Stravinsky life was to change after the war when he met a brilliant young conductor and writer Robert Craft then in mid twenties who would eventually become Stravinsky’s assistant and eventually a surrogate son to the Stravinsky’s. After the war he composed two austere choral pieces Mass and Cantata. Stravinsky as he approached seventy was to write a full scale opera The Rakes Progress inspired by Hogarth’s paintings with a brilliant libretto by the great W.H. Auden and his partner Chester Kallman. Initially a moderate success at its world premiere in Venice and a commercial failure at the Met in New York it is now a half century one of the most popular of modern operas (probably due to the deeper understanding of the Handelian model that it emulates). Craft was a student of Schoenberg and great admirer of Webern founders of the twelve tone and serial technique, he eventually convinced Stravinsky to attempt to compose works using the serial technique. This change brought another controversy and put a strain on longtime friendships including his relationship with Ernest Ansermet who was ardently outspoken against serial music. The works from this period like the orchestral Agon the choral Cantum Sacrum and Therni are very intellectually challenging but are masterworks on their own terms and amazing from a man in his mid seventies. Stravinsky suffered a near fatal thrombosis while on tour in Germany in 1957but eventually recovered. Stravinsky became an ardent American patriot and was thrilled when Jacqueline Kennedy threw a party for him at the White House attended by President Kennedy celebrating the arts and his upcoming eightieth birthday. He returned to Russia that fall of 1962 and though for years he was a pariah because of his musical modernism and White Russian politics, there was mutual forgiveness and Stravinsky was greatly moved to be in Russia particularly to see Rimsky’s son Andrei who he had not seen for a half a century. Stravinsky was to start a series of conversation book with Robert Craft that gives us great insight into his life and arts.
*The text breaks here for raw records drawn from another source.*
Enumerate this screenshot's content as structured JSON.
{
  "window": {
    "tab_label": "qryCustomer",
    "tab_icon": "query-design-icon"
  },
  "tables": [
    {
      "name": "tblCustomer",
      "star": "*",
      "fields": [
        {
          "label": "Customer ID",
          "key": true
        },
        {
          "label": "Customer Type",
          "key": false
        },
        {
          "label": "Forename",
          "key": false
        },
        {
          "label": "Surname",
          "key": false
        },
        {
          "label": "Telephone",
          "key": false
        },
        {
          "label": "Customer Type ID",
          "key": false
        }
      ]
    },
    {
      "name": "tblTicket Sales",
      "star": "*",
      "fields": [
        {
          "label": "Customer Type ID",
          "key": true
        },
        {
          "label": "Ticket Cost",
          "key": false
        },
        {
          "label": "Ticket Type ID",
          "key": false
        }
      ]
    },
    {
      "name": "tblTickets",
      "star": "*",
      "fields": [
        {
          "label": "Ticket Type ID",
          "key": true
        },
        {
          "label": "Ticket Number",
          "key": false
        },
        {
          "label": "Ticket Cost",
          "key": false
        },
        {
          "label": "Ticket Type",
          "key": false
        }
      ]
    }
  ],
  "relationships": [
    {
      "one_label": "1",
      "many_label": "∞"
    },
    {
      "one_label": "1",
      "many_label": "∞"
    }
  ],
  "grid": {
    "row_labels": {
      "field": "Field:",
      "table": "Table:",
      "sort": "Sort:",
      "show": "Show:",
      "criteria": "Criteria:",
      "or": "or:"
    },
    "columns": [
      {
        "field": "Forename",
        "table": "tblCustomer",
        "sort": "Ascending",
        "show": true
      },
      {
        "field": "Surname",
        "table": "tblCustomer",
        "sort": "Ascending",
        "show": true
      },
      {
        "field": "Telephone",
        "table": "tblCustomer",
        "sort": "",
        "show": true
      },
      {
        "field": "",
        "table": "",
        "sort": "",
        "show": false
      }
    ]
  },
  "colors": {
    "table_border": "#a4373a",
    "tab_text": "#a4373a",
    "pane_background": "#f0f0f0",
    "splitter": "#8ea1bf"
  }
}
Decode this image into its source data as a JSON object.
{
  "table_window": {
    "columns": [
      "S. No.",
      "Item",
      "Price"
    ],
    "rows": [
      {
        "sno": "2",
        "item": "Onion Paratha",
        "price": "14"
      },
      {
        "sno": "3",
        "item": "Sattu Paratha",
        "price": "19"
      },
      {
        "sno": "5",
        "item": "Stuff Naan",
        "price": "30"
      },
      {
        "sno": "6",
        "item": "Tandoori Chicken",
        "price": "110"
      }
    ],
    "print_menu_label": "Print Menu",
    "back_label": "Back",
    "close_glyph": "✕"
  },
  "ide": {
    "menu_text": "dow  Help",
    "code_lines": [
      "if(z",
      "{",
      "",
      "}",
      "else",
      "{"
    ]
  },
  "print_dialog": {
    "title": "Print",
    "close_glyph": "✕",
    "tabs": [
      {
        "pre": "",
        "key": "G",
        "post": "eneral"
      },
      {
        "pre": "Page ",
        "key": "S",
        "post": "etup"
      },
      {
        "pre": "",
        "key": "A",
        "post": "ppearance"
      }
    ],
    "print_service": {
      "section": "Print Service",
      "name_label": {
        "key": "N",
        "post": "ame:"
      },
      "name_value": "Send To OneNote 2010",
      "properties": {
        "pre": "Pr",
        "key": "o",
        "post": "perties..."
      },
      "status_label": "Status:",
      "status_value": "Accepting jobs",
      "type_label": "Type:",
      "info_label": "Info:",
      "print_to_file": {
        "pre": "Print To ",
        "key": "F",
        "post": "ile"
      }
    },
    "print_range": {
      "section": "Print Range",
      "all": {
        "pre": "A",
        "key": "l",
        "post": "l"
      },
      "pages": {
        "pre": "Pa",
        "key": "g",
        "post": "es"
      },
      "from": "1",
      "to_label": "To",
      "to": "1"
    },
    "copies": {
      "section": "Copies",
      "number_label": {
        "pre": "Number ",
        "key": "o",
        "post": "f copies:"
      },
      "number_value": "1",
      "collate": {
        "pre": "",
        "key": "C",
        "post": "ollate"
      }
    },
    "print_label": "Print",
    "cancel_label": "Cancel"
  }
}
There has been some controversy in regards to how much Craft had to with the final text and weather he was refining and distorting Stravinsky’s comments, but in my view we are greatly indebted to Craft for these books. His last musical works were the short and charming song the Owl and the Pussycat written to Edmund Lear’s poem and the imposing choral piece Requiem Canticles.

 

Stravinsky as he reached his mid eighties was in poor health suffering from an acute blood disease and generally weakened to the point where his mobility was affected. His wife and Craft felt that they should move from Los Angeles to a large apartment in New York where he would receive the most advanced medical care. Stravinsky died on April 6th 1971 and received a large and public Eastern Orthodox funeral and burial in Venice the coffin was carried through the canals on a large gondola and laid to rest in the island cemetery San Michelle near the grave of his old friend Diaghilev who preceded him forty two years earlier.

 

Stravinsky was an internationally celebrated figure before he was forty. His public popularity was based on three works written between the ages of twenty eight and thirty one. As noted the half century of masterful work that came after took a very long time before they came to be appreciated in Anglo American musical circles (he always an unreservedly revered in Western Europe).His polemic brilliance as a writer and withering wit made the five foot three man all the more an intellectual giant. Stravinsky made many recordings he recorded his works once in mono for Columbia and then remade a much more complete edition also on Columbia (now Sony) in stereo. Over the years there have been brilliant but different interpretations from Ansermet, Monteux, Boulez and Bernstein. As we conclude the first decade of twenty first century it seems more and more that Stravinsky was the greatest composer of the Twentieth Century.